Is Deloitte consulting really that low? I thought they made alot more than advisory associates and thats about the same.

post #311 of 496
Quote:
Originally Posted by Lord-Barrington View Post

Accenture and Deloitte are in the 55-60K range out of school. But that's for 50-60 hours a week, without counting travel. That's low pay.

It's low for the industry, sure. What do you think the average college grad is making now?
post #312 of 496
Quote:
Originally Posted by phreak View Post

It's low for the industry, sure. What do you think the average college grad is making now?

Per hours worked it's just low, period.

That's a bit of a simplistic way of looking at it, of course, because it can be good experience and a nice way to start your career. When I graduated I would have gladly taken 30K a year for substantive experience in my field.

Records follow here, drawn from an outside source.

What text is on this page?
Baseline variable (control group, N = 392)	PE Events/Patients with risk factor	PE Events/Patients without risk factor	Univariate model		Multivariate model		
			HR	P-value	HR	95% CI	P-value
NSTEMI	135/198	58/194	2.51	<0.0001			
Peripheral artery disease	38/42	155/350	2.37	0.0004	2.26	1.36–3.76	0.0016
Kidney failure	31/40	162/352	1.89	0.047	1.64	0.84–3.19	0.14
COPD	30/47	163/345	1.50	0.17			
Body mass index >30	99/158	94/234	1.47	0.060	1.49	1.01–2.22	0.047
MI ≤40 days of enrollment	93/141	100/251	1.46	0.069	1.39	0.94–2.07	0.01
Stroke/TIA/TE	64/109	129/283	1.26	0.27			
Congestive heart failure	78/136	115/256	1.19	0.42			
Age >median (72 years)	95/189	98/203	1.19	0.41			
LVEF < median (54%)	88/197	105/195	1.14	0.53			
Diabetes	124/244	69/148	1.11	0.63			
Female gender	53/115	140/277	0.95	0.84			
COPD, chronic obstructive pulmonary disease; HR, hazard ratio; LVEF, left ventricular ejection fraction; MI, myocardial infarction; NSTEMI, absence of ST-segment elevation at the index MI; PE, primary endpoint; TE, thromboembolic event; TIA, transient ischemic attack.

So it isn't just a terrible choice no matter how you cut it. But in terms of compensation per hours worked it's terrible.

It's the same thing is people who get worked up over banking salaries. As an analyst you make 90-100K for 90-100 hours a week (in some cases). That's terrible pay.
post #313 of 496
Quote:
Originally Posted by Lord-Barrington View Post

Accenture and Deloitte are in the 55-60K range out of school. But that's for 50-60 hours a week, without counting travel. That's low pay.

well shit. i guess since i'm averaging 50-60 hrs per weeks at a lower salary than that... :\
post #314 of 496

Is being a consultant at a BIG 4 advisory practice complient with this thread ? fight[1].gif

 

 

 

Warning: Spoiler! (Click to show)

In France tounge.gif

 


Edited by nainbleu - 11/18/11 at 4:59pm
post #315 of 496
Quote:
Originally Posted by Lord-Barrington View Post

Accenture and Deloitte are in the 55-60K range out of school. But that's for 50-60 hours a week, without counting travel. That's low pay.

It's low-ish pay, but the people who stick it out (and I'm one of them) do it because the career advancement / learning curve is much faster/steeper.